Quand vient le moment de redescendre, s’arracher à cet instant suspendu dans ce décor onirique que l’on ne retrouvera plus qu’en pensée ou en photo est toujours difficile. Mais ça l’est encore davantage pour ceux qui n’ont aucune envie de retrouver ce qui les attend en bas. « On s’était préparés tous ensemble à cet après-mont Blanc, raconte Clélia, mais dès les premiers pas de la descente, l’ambiance était un peu lourde. Tout le monde savait que c’était la fin de la bulle de légèreté et de bonheur, et que la vie de galère allait reprendre. » Aussi magique qu’il soit, le mont Blanc ne fait pas disparaître les problèmes d’en bas, pas plus qu’il ne guérit de la maladie. Mais il donne parfois quelque chose qui accompagne toute la vie. Estime de soi, confiance dans les autres, fierté, courage, volonté, persévérance, lumière, joie d’être en vie… autant de souvenirs à côté desquels le plus réussi des selfies fait pâle figure. Christine Janin avait un jour reçu une lettre d’une jeune participante à l’un de ses séjours, disant : « Tu m’as aidée à retrouver le chemin de la guérison. Je croyais que les enfants malades ne pouvaient plus rien faire. » Ou, comme l’a déclaré Sikou au retour : « Si j’ai fait ça, je peux tout faire. »
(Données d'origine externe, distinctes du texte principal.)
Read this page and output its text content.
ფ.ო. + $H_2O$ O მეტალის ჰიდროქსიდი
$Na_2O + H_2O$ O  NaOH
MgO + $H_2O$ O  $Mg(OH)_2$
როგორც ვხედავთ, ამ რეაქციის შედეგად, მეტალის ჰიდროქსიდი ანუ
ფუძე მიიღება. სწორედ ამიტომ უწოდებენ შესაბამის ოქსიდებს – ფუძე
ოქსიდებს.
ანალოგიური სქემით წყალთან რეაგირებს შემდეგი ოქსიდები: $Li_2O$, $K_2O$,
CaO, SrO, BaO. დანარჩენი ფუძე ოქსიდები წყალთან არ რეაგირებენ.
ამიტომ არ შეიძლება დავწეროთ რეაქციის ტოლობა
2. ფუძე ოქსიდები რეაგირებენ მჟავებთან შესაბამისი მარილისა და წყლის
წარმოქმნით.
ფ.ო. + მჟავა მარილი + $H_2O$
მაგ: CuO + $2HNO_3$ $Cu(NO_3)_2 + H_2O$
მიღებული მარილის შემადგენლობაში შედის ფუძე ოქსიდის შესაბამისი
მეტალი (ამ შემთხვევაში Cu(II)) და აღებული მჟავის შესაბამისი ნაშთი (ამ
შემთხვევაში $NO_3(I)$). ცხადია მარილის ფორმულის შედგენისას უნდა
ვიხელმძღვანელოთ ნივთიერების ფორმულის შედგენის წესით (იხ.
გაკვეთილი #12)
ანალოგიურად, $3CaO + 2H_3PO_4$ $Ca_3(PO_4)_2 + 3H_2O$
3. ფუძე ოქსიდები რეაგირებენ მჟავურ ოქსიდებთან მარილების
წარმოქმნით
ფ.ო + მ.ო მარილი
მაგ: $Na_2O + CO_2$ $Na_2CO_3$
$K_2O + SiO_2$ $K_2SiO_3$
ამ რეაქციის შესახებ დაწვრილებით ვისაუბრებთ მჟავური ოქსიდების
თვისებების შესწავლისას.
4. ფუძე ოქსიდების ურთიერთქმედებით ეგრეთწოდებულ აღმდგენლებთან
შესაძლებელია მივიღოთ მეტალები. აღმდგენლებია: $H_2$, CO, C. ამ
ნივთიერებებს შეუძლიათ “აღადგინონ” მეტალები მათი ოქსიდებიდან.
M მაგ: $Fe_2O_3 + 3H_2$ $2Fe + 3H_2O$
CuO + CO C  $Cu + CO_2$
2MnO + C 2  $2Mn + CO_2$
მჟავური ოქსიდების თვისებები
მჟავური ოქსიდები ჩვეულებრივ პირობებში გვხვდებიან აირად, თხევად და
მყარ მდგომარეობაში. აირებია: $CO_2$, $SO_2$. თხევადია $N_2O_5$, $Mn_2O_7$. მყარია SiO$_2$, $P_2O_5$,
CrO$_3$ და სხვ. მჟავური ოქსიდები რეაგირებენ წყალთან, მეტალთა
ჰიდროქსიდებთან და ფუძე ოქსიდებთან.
Mise à jour : après l’envoi à l’imprimeur du numéro de notre magazine dans lequel figurait cet article, Fabienne Sicot et Mathieu Besnard ont effectué ensemble l’ascension du mont Blanc par la voie des 3 Monts, le 19 juillet 2022, « dans des conditions très fraternelles et de solidarité », comme nous l’a indiqué Fabienne.